I really didn't want to get in the middle of whatever this was, but I had to help. No reason to have Betty so distraught. She already had enough to deal with after watching Rowdy die.
"Betty, let me help you. I'll carry your suitcase for you. You don't want to leave that stuff here, do you?" The others looked at me like I'd lost my mind, but I knew what I was doing. Betty had a plan and fighting her wasn't going to work. She would resist every attempt to keep her on the unit, so why not oblige her and let her see for herself why she shouldn't leave? I'm sure she didn't intend to walk in the two feet of snow that had fallen overnight, and given that she was wearing a short sleeved, button up shirt and slacks with slippers, I didn't think this little foray was well planned in the first place. Something must have triggered her and I needed to get her away from whatever that something was and get her engaged in something else.

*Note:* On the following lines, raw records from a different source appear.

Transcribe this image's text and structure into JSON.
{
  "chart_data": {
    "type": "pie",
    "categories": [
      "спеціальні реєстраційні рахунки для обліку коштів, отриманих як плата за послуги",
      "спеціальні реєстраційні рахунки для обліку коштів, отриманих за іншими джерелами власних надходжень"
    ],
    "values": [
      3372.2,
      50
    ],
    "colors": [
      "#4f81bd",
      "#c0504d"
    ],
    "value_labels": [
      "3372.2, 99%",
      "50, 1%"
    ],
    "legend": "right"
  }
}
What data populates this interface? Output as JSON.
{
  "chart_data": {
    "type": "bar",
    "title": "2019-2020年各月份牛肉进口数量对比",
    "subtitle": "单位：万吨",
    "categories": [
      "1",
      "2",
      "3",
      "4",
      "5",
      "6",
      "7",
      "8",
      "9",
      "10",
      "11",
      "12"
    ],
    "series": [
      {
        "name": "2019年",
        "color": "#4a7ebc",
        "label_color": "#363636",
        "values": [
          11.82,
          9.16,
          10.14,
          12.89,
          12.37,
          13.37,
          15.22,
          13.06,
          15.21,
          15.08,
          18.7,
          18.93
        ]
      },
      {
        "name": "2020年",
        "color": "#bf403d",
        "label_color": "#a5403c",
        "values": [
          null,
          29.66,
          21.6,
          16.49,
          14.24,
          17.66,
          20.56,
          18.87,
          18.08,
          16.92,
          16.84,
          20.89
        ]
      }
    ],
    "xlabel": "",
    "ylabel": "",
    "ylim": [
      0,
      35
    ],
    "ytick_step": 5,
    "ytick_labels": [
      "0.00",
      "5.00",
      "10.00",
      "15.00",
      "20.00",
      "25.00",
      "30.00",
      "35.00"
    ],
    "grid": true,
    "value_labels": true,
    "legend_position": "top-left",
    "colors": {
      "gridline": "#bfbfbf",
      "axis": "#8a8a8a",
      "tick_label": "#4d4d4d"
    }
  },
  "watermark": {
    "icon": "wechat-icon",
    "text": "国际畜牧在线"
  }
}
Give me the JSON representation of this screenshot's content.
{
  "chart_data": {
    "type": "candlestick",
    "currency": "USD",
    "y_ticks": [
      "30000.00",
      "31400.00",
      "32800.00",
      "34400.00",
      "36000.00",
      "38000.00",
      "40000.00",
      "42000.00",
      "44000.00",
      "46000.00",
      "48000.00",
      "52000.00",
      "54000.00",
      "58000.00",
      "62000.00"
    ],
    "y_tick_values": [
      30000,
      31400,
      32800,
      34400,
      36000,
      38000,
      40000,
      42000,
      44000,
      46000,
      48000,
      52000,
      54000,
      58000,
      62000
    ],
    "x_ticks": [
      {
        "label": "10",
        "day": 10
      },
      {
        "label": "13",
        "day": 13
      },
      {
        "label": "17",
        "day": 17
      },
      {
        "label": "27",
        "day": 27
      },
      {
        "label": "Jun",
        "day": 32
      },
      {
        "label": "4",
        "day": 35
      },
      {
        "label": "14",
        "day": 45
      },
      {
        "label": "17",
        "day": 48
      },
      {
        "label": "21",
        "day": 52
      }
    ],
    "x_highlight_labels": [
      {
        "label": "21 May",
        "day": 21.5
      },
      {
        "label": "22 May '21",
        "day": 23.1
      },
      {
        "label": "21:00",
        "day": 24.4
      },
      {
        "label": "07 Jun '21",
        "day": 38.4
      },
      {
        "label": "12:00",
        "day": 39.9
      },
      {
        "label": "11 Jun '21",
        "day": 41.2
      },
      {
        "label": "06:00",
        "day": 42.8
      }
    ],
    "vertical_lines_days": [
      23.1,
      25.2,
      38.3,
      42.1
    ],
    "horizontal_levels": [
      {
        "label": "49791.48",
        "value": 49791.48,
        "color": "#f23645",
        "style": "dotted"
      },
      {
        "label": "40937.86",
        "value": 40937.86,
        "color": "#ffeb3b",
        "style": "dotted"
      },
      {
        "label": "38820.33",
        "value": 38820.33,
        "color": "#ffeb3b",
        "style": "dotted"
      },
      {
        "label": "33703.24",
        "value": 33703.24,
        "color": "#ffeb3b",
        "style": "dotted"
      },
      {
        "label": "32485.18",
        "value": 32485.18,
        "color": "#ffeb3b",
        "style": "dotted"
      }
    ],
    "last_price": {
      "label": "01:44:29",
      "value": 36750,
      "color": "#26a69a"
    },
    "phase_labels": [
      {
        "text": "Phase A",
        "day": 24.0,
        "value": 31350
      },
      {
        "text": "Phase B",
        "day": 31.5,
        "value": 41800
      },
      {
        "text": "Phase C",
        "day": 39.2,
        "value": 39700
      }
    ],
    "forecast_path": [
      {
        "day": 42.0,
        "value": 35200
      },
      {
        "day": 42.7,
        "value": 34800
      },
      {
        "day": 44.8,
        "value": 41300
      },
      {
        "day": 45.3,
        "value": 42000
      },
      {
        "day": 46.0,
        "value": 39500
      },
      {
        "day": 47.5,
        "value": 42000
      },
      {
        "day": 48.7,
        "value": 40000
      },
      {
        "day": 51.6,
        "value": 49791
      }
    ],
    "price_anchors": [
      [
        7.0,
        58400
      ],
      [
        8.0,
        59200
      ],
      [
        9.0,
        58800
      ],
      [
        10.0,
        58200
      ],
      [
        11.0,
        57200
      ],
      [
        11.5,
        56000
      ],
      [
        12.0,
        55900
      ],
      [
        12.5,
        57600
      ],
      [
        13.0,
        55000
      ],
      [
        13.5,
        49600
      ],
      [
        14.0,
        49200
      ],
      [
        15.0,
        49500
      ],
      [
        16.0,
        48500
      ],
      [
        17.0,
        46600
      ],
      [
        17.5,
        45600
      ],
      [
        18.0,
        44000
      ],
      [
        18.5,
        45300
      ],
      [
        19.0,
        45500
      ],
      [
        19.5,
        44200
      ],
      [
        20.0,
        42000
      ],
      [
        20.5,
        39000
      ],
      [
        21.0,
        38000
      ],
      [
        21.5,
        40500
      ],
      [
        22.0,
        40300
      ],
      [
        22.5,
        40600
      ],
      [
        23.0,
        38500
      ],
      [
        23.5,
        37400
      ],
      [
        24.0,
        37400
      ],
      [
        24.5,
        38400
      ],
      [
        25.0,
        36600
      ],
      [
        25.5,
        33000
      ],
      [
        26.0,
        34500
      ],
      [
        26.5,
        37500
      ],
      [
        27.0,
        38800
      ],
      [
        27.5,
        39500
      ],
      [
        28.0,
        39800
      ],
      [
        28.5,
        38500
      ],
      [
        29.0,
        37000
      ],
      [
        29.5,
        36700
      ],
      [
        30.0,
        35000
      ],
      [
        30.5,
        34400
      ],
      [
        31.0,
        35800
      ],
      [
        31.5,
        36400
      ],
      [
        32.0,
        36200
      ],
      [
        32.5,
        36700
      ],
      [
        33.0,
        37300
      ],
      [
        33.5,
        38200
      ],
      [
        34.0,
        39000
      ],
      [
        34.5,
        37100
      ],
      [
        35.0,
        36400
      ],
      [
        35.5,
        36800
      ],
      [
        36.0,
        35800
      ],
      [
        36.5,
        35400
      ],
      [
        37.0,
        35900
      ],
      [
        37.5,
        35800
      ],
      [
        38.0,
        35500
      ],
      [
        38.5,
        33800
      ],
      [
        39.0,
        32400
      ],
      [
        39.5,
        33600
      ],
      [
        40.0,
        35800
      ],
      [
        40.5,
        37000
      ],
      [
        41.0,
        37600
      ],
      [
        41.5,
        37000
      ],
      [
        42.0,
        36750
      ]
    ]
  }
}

Since it was obvious that no one else was going to do that for her.
I gathered her belongings, mostly photos from her walls and put them into the suitcase. One of the aides, Sarah, held the unit door open for us. Betty stood right at the door and didn't take off running, so my little plan must have been working. After I secured her suitcase shut, I winked at Kathy and escorted Betty off the unit and let her dictate which way she wanted to go.
Just as I thought, she had no real plan in mind. In fact, as soon as the unit doors closed behind us, she took a deep breath, straightened our her blouse, and took my arm.
"Shall we?" she asked.
"We shall." I answered.
We wandered aimlessly through the hallways, passing by other units and an array of locked doors. I actually appreciated having the time to get acquainted with the facility. Yesterday's events, didn't allow for a full tour of the facility, so I took the opportunity to become familiar with the area and learn my way around.
"Thank you." Betty said, tears in her eyes. "You really are a sweet woman." She squeezed my arm. "You wouldn't believe this, but I used to be chubby too."
Did she just call me fat?
She continued on. "When I was expecting each of my boys, I must have put on thirty pounds or more. Oh, sometimes, it was so hard to move with all that weight on me and, then, when I had another son, I would have to carry him and tend to him, while I was expecting. You know, back then, there was no nap time really. We had the farm and household chores and the boys and Rowdy's mother lived with us for a spell. Oh, that woman. Even after that, we ended up with a bigger brood to care for."
I was happy to hear her talk about the good times, even if it was to show me what it was like for her when she weighed twenty five pounds less than me. It never ceased to amaze me. They say, out of the mouths of babes, but I'll tell you what, seniors are pretty darn honest too. They just tell it like it is.
We found a seating area. Betty walked right in and found a pair of chairs for us to sit in and she kept talking like we were old girlfriends.
I let her talk. I got the feeling that's all she wanted to do. I didn't make mention of what had gotten her so upset and just let her dictate the conversation.
After learning that she and Rowdy had three boys and that he'd inherited a large plot of land from his family, she told me all about what their lives together were like. That's what she needed to do. She needed to have someone sit and listen to her talk about Rowdy. It broke my heart that she had to get that from me, a virtual stranger.
Finally, after several minutes of her telling me all that she could, she said, "Rowdy's dead."
My heart welled with pain for her. Death was hard. I waited for her to continue, but she didn't instead she put her head down and looked at her hands. On her ring finger sat a simple gold band and an antique diamond. Nothing fancy. It wasn't a large stone, just big enough to see if you were seated close.
Her shoulders started to shake, right before I saw a tear hit her hand,. I grabbed her and held her and let her cry on my shoulder. That's what she needed. I felt so sorry for her. I didn't know what to say, so I said nothing and let her cry. She needed it.